# Incubator chirping !!!!



## mriker03 (Mar 1, 2013)

Today is day 20 I have 27 eggs that on day 15 candling were all bouncing around ! I hear chirping and can see a few have pipped one is starting to zip if that isn't exciting enough I realized my daily egg collection from the big girls was dwindling so I went looking around and in one of the egg boxes I have my first broody hen sitting on a dozen or so eggs !! She won't move for me to get a count lol I've been taking her food and water because she isn't coming off them at all


----------



## blblanchard (Mar 12, 2013)

Very exciting! What kind of incubator are you using? I'm looking to buy one.


----------



## mriker03 (Mar 1, 2013)

I'm using the little Giant with the egg turner and the fan kit . Also bought a hydrometer / thermometer . I know you have probably heard some bad reviews about this incubator and I had very bad results at first until I got the fan kit and the hydrometer/ thermometer . Without the fan kit I think it had way to many hot spots and only a few eggs hatched . Then I got the fan kit and last time 30 out of 32 hatched . This time on day 15 ( last day I candled) only one wasn't alive I could see all the others moving when I candled . I'm happy with it now


----------



## blblanchard (Mar 12, 2013)

Thanks for the info!


----------



## mriker03 (Mar 1, 2013)

First chick hatched at 3:19 am . Now at 11:30 there are 8 hatched out and a lot more pipped


----------



## mriker03 (Mar 1, 2013)

The chicks that have hatched are really beating the crap out of the Unhatched eggs should I leave them all in there ? I can see more pipped eggs .


----------



## meinblackshear (Feb 7, 2013)

mriker03 said:


> Today is day 20 I have 27 eggs that on day 15 candling were all bouncing around ! I hear chirping and can see a few have pipped one is starting to zip dde03if that isn't exciting enough I realized my daily egg collection from the big girls was dwindling so I went looking around and in one of the egg boxes I have my first broody hen sitting on a dozen or so eggs !! She won't move for me to get a count lol I've been taking her food and water because she isn't coming off them at all


I just got a Rhode Island Red hen to go with my red roo if I just let her lay eggs will she set on them once she lays so many or what should I do they are in their own pen together??


----------



## mriker03 (Mar 1, 2013)

I don't know how you would make a hen go broody ? I know some breeds are more broody than others . Do you have just those 2 together ? I ask because if so be careful he doesn't do to much damage he will pull all her back feathers and stress her out . 1 roo can take care of a lot of hens . If you got a roo you could always incubate . Good luck !


----------



## mriker03 (Mar 1, 2013)

14 out so far and the rest are pipped and zipping!


----------



## mriker03 (Mar 1, 2013)

So cute


----------



## kahiltna_flock (Sep 20, 2012)

Oh, congrats! They are beautiful


----------



## meinblackshear (Feb 7, 2013)

mriker03 said:


> I don't know how you would make a hen go broody ? I know some breeds are more broody than others . Do you have just those 2 together ? I ask because if so be careful he doesn't do to much damage he will pull all her back feathers and stress her out . 1 roo can take care of a lot of hens . If you got a roo you could always incubate . Good luck !

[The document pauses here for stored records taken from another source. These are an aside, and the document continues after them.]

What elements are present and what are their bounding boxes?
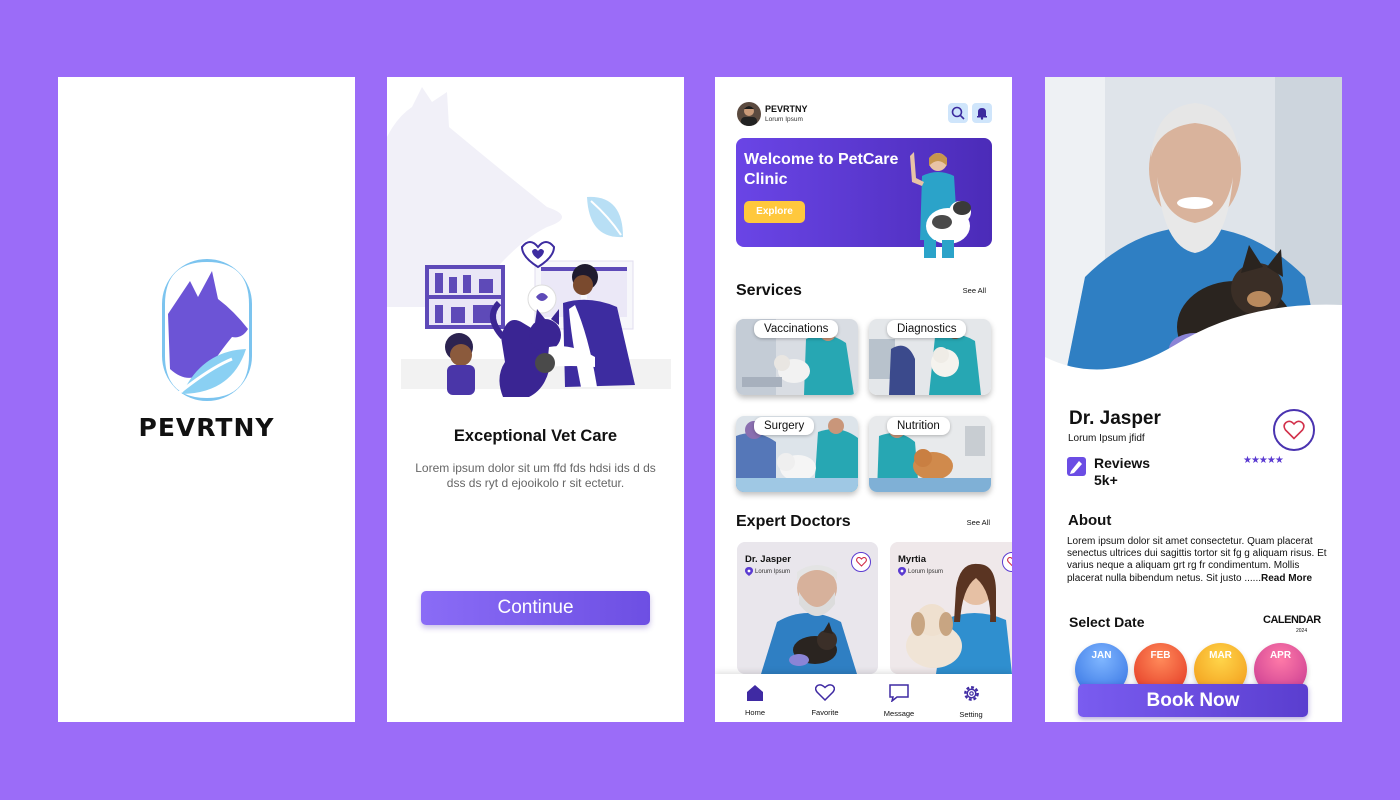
- continue-button[interactable]: Continue: [421, 591, 650, 625]
- rating-stars: ★★★★★: [1243, 455, 1284, 466]
- about-title: About: [1068, 512, 1112, 529]
- favorite-button[interactable]: [1273, 409, 1315, 451]
- search-icon: [951, 106, 965, 120]
- pet-logo-icon: [162, 259, 252, 401]
- vet-illustration: [401, 241, 671, 397]
- nav-item-message[interactable]: Message: [869, 684, 929, 718]
- nav-label: Message: [883, 709, 915, 718]
- app-subtitle: Lorum Ipsum: [765, 116, 803, 123]
- onboarding-title: Exceptional Vet Care: [453, 427, 618, 445]
- service-label: Surgery: [754, 417, 815, 435]
- doctor-name: Dr. Jasper: [1069, 408, 1161, 429]
- onboarding-text: Lorem ipsum dolor sit um ffd fds hdsi id…: [415, 461, 656, 490]
- service-card-diagnostics[interactable]: Diagnostics: [869, 319, 991, 395]
- explore-button[interactable]: Explore: [744, 201, 805, 223]
- expert-doctors-title: Expert Doctors: [736, 513, 851, 530]
- avatar[interactable]: [737, 102, 761, 126]
- doctor-hero-photo: [1045, 77, 1342, 377]
- nav-label: Setting: [959, 710, 983, 719]
- home-screen: PEVRTNY Lorum Ipsum Welcome to PetCare C…: [715, 77, 1012, 722]
- doctor-card-myrtia[interactable]: Myrtia Lorum Ipsum: [890, 542, 1012, 674]
- service-card-surgery[interactable]: Surgery: [736, 416, 858, 492]
- doctor-location: Lorum Ipsum: [745, 567, 790, 576]
- reviews-count: 5k+: [1094, 472, 1118, 488]
- nav-label: Favorite: [811, 708, 839, 717]
- heart-icon: [855, 557, 867, 567]
- search-button[interactable]: [948, 103, 968, 123]
- service-label: Nutrition: [887, 417, 950, 435]
- calendar-title: CALENDAR: [1263, 614, 1321, 626]
- select-date-title: Select Date: [1069, 614, 1145, 630]
- doctor-card-jasper[interactable]: Dr. Jasper Lorum Ipsum: [737, 542, 878, 674]
- doctor-name: Myrtia: [898, 554, 926, 565]
- heart-icon: [1283, 420, 1305, 440]
- gear-icon: [963, 686, 979, 701]
- doctor-location-text: Lorum Ipsum: [755, 568, 791, 575]
- brand-name: PEVRTNY: [138, 413, 275, 442]
- splash-screen: PEVRTNY: [58, 77, 355, 722]
- favorite-button[interactable]: [851, 552, 871, 572]
- service-card-vaccinations[interactable]: Vaccinations: [736, 319, 858, 395]
- nav-item-home[interactable]: Home: [725, 684, 785, 717]
- home-icon: [747, 685, 763, 701]
- services-title: Services: [736, 282, 802, 299]
- message-icon: [889, 684, 909, 703]
- doctor-detail-screen: Dr. Jasper Lorum Ipsum jfidf Reviews 5k+…: [1045, 77, 1342, 722]
- doctor-subtitle: Lorum Ipsum jfidf: [1068, 433, 1145, 444]
- service-label: Vaccinations: [754, 320, 839, 338]
- doctors-see-all-link[interactable]: See All: [967, 518, 990, 527]
- doctor-location-text: Lorum Ipsum: [908, 568, 944, 575]
- about-text: Lorem ipsum dolor sit amet consectetur. …: [1067, 536, 1333, 585]
- banner-title: Welcome to PetCare Clinic: [744, 151, 899, 188]
- doctor-location: Lorum Ipsum: [898, 567, 943, 576]
- services-see-all-link[interactable]: See All: [963, 286, 986, 295]
- heart-icon: [1006, 557, 1012, 567]
- location-pin-icon: [898, 567, 906, 576]
- app-name: PEVRTNY: [765, 104, 808, 114]
- welcome-banner: Welcome to PetCare Clinic Explore: [736, 138, 992, 258]
- heart-icon: [814, 684, 836, 702]
- nav-item-favorite[interactable]: Favorite: [795, 684, 855, 717]
- read-more-link[interactable]: Read More: [1261, 573, 1312, 584]
- nav-label: Home: [744, 708, 765, 717]
- notification-button[interactable]: [972, 103, 992, 123]
- nav-item-setting[interactable]: Setting: [941, 684, 1001, 719]
- bottom-navigation: Home Favorite Message Setting: [715, 674, 1012, 722]
- vet-with-dog-image: [910, 152, 971, 258]
- doctor-name: Dr. Jasper: [745, 554, 791, 565]
- calendar-year: 2024: [1296, 628, 1308, 634]
- service-label: Diagnostics: [887, 320, 967, 338]
- bell-icon: [977, 108, 987, 120]
- reviews-label: Reviews: [1094, 455, 1151, 471]
- onboarding-screen: Exceptional Vet Care Lorem ipsum dolor s…: [387, 77, 684, 722]
- review-pen-icon: [1067, 457, 1086, 476]
- service-card-nutrition[interactable]: Nutrition: [869, 416, 991, 492]
- location-pin-icon: [745, 567, 753, 576]
- book-now-button[interactable]: Book Now: [1078, 684, 1308, 717]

Yes they are together I have an incubator my father in law gave me its at my dads he says the temp keeps rising he has cut it down twice so when I get home tomorrow I'm gonna candle the eggs if they are still alive I'm gonna keep going if not throw them away and start over its a used incubator and it sounds like it may need some adjusting


----------



## EdisNiksic (Apr 1, 2013)

The broodiness is all up to her. If u want something that goes broody a lotger a bantem breed like a cochin or a silkie


----------